Perhaps the most scathing attack on customs and mores occurs in Oru Kann Oru Paarvai / Through an Eye Darkly (30 min., Tamil), recounting the tale of a poor untouchable girl, blinded by her teacher after the girl touched water used only by the upper caste. Director of this well-made film is Gnana Rajasekharan, an officer with the Central Board of Film Certification in Madras. Similar in impact was The Silent Scream (12 min., English), directed by Vikram K. Kumar, which probes the psyche of those prone to suicide, throwing light on what happens when a man changes his mind after swallowing an overdose of pills.
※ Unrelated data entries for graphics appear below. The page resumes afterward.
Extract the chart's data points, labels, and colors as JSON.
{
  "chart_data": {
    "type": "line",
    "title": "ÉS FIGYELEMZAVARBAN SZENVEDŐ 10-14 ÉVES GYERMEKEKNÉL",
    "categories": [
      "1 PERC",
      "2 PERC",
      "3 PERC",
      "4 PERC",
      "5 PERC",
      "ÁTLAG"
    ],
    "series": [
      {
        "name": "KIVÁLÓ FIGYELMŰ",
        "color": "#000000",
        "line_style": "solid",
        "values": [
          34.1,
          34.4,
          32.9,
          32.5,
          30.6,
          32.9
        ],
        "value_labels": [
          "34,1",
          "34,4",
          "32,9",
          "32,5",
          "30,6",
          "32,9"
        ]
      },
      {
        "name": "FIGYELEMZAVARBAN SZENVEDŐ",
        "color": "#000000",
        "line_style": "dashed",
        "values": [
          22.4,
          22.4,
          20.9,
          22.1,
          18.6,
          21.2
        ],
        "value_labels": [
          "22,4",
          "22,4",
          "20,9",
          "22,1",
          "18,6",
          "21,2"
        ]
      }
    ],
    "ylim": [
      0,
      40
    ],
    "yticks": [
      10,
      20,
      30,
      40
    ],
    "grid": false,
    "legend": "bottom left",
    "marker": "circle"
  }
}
Two more interesting biographies document two different kind of artistes. Strings for Freedom (133 min., English), directed by Gautam Halder, looks at the artistry of Ustad Amjad Ali Khan, internationally acclaimed player of the lute-like musical instrument the sarod. But it was Buddhadeb Das Gupta's The Painter of Eloquent Silence (24 min ., English) that was a clear stand-out among biographical documentaries. Buddhadeb is no stranger to the international film festival circuit, not only with his feature films but also the short films he has done, most of these biographical does. His cinematic approach, he says, can be reduced to one line: "How many shots can you do without?"

A recent film fare, held January 11-17 in Hyderabad, was organized by the India Trade Promotion Organization, attracting participants from some 15 countries. This second event of its kind—the first, a low key offering, was held last year in Pragati, New Delhi-included a market with as many as 40 institutions representing film, television, audio and software companies, also broadcasters. A particularly popular part of the fair was the display of recent equipment.

Today's documentary scene in India significantly decreases the "poor cousin" status suffered by nonfiction film and video. While some of the videos offered at the 1998 MIFF were singular in purpose and obviously realized quickly and on a limited budget, there exists the challenge to young filmmakers to join such efforts as those made a few years ago by graduates of Jamia Milia University, who brought video skills to inhabitants of urban and rural neighborhoods, empowering them to express themselves on such grass roots issues as illiteracy, "untouchability " and women's inequality. As national television becomes more and more a medium for commerce and devoid of controversy, the challenge for independent documentary in India becomes more pronounced and clearer in mission.

 

K.N.T. Sastry is a film critic, columnist and scriptwriter, recipient of the Silver Lotus for Best Film Critic, an award given by the Indian government. He has produced docu­mentaries, is currently making a feature film, and was a member of the jury that selected films for the Indian Panorama at the 1999 IFFI; he also edited the program book for the festival.